As a problem in the conventional earthquake-proof reinforcement method for a rack structure, when a steel column base and foundation are rigidly connected by jointing a reinforcing fitment to the joint portion between the column and a beam at the lower end of the steel column or applying reinforced concrete with pedestal foundation, the column base support method by the foundation changes from pin support to a fixed condition, and a shearing force or bending moment is transmitted to the foundation through the new interface between the column base and the reinforcing fitment or reinforced concrete. The shearing force or bending moment transmitted to the foundation increases with increasing magnitude of a seismic force. Hence, if the steel column base and the foundation are rigidly connected, the foundation itself cannot withstand a force more than allowable stress intensity and may break.
Conventional strength design for a foundation ensures a sufficient safety factor against an axial force (a load that acts in the axial direction of a member), though the safety factor against a bending moment has no sufficient margin as compared to that for an axial force. Hence, when the allowable stress of a foundation has some margin, the earthquake-proof reinforcement method of applying a cover plate to a column or beam can be preferably used.
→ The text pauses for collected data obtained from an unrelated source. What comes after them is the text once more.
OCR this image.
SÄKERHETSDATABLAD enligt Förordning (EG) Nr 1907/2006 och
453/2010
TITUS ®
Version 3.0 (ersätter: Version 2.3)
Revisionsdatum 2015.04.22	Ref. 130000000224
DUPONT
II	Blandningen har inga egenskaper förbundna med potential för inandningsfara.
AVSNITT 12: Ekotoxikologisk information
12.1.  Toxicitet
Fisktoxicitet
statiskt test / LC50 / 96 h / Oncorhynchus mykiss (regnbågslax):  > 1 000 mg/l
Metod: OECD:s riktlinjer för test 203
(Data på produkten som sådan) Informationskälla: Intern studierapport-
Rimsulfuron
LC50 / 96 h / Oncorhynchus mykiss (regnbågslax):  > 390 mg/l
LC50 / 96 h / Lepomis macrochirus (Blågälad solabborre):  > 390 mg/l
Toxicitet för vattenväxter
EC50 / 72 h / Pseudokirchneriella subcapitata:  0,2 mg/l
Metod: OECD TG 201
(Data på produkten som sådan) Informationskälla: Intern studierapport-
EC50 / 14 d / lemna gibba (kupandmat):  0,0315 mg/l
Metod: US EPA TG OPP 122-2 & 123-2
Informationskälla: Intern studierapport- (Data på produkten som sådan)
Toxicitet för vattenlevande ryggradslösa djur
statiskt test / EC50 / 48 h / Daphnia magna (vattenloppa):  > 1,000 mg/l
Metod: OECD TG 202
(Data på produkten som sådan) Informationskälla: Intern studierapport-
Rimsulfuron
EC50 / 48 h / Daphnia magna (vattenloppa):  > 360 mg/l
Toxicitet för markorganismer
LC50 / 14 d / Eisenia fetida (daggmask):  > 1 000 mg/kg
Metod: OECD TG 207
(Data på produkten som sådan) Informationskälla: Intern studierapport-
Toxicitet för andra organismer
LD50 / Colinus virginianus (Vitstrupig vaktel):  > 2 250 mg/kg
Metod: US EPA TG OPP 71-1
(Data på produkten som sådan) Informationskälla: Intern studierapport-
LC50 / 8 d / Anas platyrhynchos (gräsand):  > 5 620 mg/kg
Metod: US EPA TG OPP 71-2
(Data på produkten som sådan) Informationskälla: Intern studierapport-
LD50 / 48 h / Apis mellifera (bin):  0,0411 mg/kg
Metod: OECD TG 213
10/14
However, when the allowable stress of a foundation is designed with little margin, the method of simply reinforcing a column or beam using a cover plate is not preferable.
In the conventional pipe rack design, members such as beams, columns, or braces are selected without taking an ultimate load (true strength) until the pipe rack finally breaks into consideration. That is, for the relationship between a rack structure and a load that the structure should withstand, members having a sufficient strength and members without any sufficient strength may be consequently selected and mixed, and quantitative evaluation for load condition and member selection in consideration of situations until the entire pipe rack collapses is not reflected at the stage of design.
In addition, it is very important for structure design to quantitatively estimate the ultimate load of a pipe rack whose earthquake-proof performance is improved by extending the elastic region and plastic deformation region by earthquake-proof reinforcement. However, it is difficult to quantitatively evaluate this factor, and this evaluation has been done based on designer's experience.